L’inserviente indicò la lettiga su cui giaceva Elya. Sammler gli scoprì la faccia. Le narici, le pieghe erano molto scure, gli occhi chiusi, pallidi e pieni, la testa calva fortemente segnata da gradienti di rughe. Sulle labbra si scorgevano amarezza e risentimento unite a un’espressione di obbedienza.

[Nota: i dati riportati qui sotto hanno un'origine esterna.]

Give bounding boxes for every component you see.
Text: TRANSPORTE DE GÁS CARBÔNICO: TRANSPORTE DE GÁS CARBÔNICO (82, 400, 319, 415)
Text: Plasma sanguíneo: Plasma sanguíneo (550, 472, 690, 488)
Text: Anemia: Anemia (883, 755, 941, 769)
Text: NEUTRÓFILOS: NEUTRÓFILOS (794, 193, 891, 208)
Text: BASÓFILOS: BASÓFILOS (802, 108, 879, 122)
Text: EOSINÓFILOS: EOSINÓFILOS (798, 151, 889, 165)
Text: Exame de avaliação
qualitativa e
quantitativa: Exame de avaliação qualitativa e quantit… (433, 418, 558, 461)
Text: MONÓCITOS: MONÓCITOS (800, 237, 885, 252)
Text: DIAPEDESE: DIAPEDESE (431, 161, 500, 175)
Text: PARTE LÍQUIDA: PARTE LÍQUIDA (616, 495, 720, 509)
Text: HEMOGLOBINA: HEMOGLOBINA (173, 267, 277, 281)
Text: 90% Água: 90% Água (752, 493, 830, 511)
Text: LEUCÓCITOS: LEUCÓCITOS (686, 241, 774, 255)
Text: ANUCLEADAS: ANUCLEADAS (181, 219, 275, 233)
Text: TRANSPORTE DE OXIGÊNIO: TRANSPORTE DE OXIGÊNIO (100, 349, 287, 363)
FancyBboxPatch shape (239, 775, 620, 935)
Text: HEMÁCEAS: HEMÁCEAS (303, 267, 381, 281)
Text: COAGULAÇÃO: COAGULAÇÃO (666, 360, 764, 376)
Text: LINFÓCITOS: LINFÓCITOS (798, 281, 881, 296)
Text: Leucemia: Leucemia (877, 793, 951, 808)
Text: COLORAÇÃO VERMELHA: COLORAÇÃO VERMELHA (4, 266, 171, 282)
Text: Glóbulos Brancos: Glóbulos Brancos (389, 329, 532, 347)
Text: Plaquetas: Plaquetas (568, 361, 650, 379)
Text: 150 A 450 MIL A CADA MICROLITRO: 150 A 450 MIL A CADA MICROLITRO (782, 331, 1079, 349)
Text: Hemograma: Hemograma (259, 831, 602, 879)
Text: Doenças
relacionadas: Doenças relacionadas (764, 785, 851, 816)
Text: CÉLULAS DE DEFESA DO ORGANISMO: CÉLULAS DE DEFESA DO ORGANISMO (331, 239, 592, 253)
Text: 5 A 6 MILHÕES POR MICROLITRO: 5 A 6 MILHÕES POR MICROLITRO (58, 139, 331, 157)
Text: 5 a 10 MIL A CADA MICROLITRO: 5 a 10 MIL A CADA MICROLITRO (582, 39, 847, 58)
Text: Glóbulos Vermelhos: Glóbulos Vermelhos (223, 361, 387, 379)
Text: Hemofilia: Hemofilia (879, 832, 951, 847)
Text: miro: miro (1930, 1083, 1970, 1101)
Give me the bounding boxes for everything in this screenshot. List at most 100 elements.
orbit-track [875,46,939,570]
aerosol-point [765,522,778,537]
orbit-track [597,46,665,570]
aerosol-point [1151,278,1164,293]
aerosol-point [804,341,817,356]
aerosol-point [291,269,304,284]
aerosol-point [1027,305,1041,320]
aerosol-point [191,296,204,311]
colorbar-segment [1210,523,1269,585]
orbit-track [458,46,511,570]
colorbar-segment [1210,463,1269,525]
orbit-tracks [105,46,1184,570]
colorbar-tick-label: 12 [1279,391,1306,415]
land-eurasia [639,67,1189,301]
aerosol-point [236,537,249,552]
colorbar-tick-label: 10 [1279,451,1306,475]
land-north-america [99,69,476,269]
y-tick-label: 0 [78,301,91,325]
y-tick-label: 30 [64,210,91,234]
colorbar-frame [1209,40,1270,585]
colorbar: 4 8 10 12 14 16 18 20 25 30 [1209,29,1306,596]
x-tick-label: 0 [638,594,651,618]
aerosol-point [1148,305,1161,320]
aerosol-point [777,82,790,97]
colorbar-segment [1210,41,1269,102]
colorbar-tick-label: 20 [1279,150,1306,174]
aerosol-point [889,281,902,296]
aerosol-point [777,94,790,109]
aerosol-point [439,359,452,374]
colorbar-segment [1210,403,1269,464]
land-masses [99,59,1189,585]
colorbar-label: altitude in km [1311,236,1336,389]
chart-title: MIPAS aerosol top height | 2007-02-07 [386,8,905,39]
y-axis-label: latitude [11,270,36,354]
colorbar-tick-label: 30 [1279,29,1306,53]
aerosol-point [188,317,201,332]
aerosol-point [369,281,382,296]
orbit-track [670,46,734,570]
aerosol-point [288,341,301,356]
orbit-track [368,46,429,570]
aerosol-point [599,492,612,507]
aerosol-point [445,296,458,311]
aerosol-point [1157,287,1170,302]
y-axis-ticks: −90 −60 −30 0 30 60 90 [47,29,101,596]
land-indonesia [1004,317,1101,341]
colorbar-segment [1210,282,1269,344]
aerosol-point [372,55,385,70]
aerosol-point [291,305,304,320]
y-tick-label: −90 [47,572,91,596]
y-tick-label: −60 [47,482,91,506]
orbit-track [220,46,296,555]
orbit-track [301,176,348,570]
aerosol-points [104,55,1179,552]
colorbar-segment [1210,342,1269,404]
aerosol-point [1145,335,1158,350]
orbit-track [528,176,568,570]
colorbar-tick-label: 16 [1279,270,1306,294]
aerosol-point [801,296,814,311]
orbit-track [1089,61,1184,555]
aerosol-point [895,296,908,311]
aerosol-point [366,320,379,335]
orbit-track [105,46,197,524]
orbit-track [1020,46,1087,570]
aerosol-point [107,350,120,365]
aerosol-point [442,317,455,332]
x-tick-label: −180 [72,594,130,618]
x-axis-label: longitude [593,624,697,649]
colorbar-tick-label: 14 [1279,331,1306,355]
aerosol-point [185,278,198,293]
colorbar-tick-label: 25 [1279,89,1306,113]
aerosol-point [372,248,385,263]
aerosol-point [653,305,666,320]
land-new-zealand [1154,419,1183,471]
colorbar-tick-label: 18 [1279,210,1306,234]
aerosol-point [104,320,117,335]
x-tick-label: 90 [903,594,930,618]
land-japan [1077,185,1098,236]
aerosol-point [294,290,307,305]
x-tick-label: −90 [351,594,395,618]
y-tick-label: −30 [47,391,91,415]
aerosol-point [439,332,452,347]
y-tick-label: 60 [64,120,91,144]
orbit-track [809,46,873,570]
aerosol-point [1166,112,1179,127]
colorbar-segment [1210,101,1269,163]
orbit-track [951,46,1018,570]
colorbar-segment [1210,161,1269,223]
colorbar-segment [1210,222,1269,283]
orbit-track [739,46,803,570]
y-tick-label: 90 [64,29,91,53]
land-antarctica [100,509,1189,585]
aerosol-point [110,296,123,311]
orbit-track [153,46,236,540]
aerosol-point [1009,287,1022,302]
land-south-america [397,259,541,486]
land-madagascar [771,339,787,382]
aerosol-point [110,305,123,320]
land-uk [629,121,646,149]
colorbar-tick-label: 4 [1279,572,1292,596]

Sammler, in un sussurro mentale, disse: “Be’, Elya. Be’, be’, Elya”. E poi nello stesso modo disse: “Ricorda, Dio, l’anima di Elya Gruner, che, con la maggior volontà possibile, e nel modo migliore di cui era capace, e al limite dell’intollerabilità, e persino nel soffocamento e persino mentre la morte giungeva vicina, era più che ansioso, anche infantilmente forse (che io possa essere perdonato per questo), persino con una certa servilità, di fare ciò che gli veniva richiesto. Nei suoi momenti migliori quest’uomo è stato molto più gentile di quanto io sia mai stato o sia mai stato capace di essere nei miei momenti migliori. Lui sapeva che doveva rispettare, e le ha rispettate – attraverso tutta la confusione e le abbrutite buffonate di questa vita in cui noi corriamo a precipizio –, ha rispettato le condizioni del suo contratto. Le condizioni che, nel più profondo del suo cuore, ogni uomo conosce. Come io conosco le mie. Come tutti conoscono le loro. Poiché tale è la verità di tutto questo – che tutti noi conosciamo, Dio, che conosciamo, che conosciamo, conosciamo, conosciamo”.